We are primarily interested in social spaces or the social potential of spaces and situations. In many cases our projects start on site, with us simply “hanging out”. Often we are equipped with tools developed by ourselves that position us on site, cause curiosity and help us get in contact in playful ways. We deliberately construct situations, which create an informal and often ambiguous interface between us and the people or user groups we are interested to meet. The acting on site on a 1:1 scale can manifest itself in many different ways and varies from project to project and from context to context. It is however not primarily a mechanism that enables encounters to happen. It is also a first testing ground for ideas. Small events or interventions that seamlessly blend into the everyday can test initial ideas and may serve as precedence later on in the process. Though in most cases the testing happens on a 1:1 immediate scale the situations very quickly reveal how issues are affected by larger scales and dynamics. (In turn they can also affect those scales). We believe that the informal everyday is integral to its surrounding formalised structure and therefore needs to be acknowledged as a shaping and transformative source)
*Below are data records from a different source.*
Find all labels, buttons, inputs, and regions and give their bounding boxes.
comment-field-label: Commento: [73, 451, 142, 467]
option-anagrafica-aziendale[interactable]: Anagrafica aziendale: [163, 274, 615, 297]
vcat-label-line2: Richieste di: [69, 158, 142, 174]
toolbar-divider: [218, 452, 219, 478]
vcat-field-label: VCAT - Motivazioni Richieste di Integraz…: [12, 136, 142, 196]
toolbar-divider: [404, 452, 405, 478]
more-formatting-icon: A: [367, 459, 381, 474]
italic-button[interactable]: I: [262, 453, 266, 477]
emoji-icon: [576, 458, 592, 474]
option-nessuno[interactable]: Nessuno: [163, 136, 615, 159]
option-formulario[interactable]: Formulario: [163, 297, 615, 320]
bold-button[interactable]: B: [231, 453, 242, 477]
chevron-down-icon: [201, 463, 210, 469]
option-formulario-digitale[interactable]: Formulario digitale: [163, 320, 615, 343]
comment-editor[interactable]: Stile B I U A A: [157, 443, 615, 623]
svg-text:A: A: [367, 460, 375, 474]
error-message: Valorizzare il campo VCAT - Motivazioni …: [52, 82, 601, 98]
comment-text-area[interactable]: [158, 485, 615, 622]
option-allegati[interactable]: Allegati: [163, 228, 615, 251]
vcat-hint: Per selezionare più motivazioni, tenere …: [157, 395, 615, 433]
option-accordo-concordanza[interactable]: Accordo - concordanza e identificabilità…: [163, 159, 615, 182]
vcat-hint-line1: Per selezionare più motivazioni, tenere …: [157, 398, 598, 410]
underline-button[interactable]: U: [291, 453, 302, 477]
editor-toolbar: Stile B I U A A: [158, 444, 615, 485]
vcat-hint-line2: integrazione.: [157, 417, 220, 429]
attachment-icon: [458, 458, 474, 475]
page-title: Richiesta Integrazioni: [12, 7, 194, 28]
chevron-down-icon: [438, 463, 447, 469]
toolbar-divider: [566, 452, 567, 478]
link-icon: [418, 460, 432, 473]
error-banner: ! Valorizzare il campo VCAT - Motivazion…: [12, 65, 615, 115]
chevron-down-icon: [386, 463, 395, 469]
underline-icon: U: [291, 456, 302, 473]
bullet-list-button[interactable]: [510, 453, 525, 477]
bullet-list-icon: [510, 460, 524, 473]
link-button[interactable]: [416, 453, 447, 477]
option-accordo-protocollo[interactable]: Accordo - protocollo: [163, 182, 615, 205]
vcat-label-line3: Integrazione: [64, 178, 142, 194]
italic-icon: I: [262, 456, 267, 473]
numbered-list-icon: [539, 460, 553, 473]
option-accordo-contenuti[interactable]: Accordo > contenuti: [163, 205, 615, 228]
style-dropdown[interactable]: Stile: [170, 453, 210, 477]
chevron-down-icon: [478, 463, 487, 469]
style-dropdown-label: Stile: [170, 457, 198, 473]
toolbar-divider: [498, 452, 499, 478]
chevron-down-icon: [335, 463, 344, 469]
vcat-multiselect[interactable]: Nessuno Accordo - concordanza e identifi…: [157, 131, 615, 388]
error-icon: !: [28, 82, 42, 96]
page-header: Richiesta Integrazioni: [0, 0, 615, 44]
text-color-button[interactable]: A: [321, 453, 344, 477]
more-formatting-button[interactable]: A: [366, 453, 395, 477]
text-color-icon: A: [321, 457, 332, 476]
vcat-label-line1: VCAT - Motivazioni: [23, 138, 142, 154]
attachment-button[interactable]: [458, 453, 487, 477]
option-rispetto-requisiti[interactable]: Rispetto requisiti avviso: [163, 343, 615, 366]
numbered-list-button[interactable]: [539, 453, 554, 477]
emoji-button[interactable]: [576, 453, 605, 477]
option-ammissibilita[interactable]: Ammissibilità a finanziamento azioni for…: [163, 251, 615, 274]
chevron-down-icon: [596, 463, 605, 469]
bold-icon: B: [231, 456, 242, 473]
Public works projects increasingly rely on a sustained on site engagement. This activity generates new networks and establishes or opens up social situations which in itself can be understood as a spatial construct. The acknowledgment of this idea is the base for our research proposal for the Stanley Picker Fellowship.

As a practice engaged in the public realm we are interested in the potential of everyday social structures and informal networks presented to us within different scales of public spaces. These networks and structures contribute to the diversity, richness and ephemeral conditions, which make public spaces key spaces within our cities. In order to work with the informal and everyday to reveal the hidden richness and complexity, our practice is continuously confronted with the need to document, visualise and represent them.

In current architectural practice these structures and networks are often neglected mainly because they are not immediately visible and don’t have a definite physicality. In our work we identified a real need to acknowledge these structures as intangible spaces and make their importance, part of the broader discussion on how we conceive designing of public spaces.

For the Stanley Picker Fellowship we want to concentrate on methods of representation and visualisation of informality, drawing out their spatial qualities and relations. We believe that within the current practice of architecture and public art it is important to think of social networks not only as means of communication but also as spatial relations, which construct a holistic design.

The fellowship research will allow us to conduct an in depth research into other practices from the field of architecture, art and design, who have developed techniques and mechanisms to map and represent spatial relations within informal structures ranging from cityscapes to neighbourhoods and private space. The examples can include a wide range of media, from drawing based notations, to video diaries, animation, time based maps, online data base, to spatial re-enactments.

The research aims to reveal the current degrees of understanding and acknowledgment of informal networks in contemporary discussions in the different design fields.

Historically the research will be located in 20th and 21st Century Art, Architecture and Design practice with a social ambition and a major concern surrounding the issue of the everyday.